President of the Cartellverband
- In office 2005–2012
- Preceded by: Max Hanecke
- Succeeded by: Michael Bruno Klein

Personal details
- Born: 17 June 1942 Neuwied, Gau Moselland, Nazi Germany
- Died: 26 July 2026 (aged 84)
- Education: Goethe University Frankfurt
- Known for: President of Cartellverband

= Udo Margedant =

German political scientist (1942–2026)

Udo Margedant (17 June 1942 – 26 July 2026) was a German political scientist and author. He was the founder of Landeszentrale für politische Bildung in Mecklenburg-Vorpommern.

==Life and career==
Udo Margedant was born in Neuwied on 17 June 1942. He studied political science at Goethe University Frankfurt. During his studies in 1962, he joined the Catholic student fraternity. In 1968, he got a doctorate degree at Frankfurt with a dissertation in philosophy. He became a professor for social history and social philosophy at the University of Wuppertal. In 1992, he served as the first director of the State Center for Civic Education in Mecklenburg-Vorpommern. He then worked for the Konrad Adenauer Foundation until 2005.

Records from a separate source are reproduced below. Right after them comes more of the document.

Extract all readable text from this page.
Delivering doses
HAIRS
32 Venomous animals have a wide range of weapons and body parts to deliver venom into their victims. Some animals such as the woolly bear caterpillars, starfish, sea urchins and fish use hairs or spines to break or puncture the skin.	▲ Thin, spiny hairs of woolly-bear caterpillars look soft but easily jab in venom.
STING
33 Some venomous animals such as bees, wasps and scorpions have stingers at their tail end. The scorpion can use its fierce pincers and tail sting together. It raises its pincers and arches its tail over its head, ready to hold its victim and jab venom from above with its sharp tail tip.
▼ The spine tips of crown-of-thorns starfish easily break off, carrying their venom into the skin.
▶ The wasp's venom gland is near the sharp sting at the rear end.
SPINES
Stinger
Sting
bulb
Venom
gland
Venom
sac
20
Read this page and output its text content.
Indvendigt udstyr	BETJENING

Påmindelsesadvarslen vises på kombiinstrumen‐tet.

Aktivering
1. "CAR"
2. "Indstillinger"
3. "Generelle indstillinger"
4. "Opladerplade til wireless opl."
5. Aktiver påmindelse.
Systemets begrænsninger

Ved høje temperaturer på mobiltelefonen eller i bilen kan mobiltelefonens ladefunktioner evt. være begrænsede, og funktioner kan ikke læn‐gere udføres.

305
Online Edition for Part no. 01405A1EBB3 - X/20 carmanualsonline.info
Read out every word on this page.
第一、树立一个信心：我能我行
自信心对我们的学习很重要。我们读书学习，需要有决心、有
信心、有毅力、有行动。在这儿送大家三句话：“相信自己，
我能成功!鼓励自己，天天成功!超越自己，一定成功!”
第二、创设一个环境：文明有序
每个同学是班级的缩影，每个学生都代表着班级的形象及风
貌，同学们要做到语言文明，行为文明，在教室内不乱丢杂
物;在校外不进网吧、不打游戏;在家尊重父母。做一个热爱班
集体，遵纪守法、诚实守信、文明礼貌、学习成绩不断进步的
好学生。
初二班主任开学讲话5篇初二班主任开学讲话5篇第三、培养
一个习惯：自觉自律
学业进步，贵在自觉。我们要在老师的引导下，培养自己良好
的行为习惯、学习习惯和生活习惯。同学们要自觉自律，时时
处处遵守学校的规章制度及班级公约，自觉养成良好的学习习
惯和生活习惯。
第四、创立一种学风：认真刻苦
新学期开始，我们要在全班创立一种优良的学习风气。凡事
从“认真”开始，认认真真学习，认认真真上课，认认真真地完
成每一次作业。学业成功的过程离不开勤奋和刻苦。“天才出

In 2004, Margedant co-authored a German federalism reform alongside representatives from many political foundations. He also contributed to the Bundestag Commission analyzing the East Germany education system and served as a co-author and editor of educational materials on parliamentarism and the Weimar Republic. Margedant was also president of the Cartellverband in Bad Honnef from 2005 to 2012, succeeding Max Hanecke.

Margedant died on 26 July 2026, at the age of 84.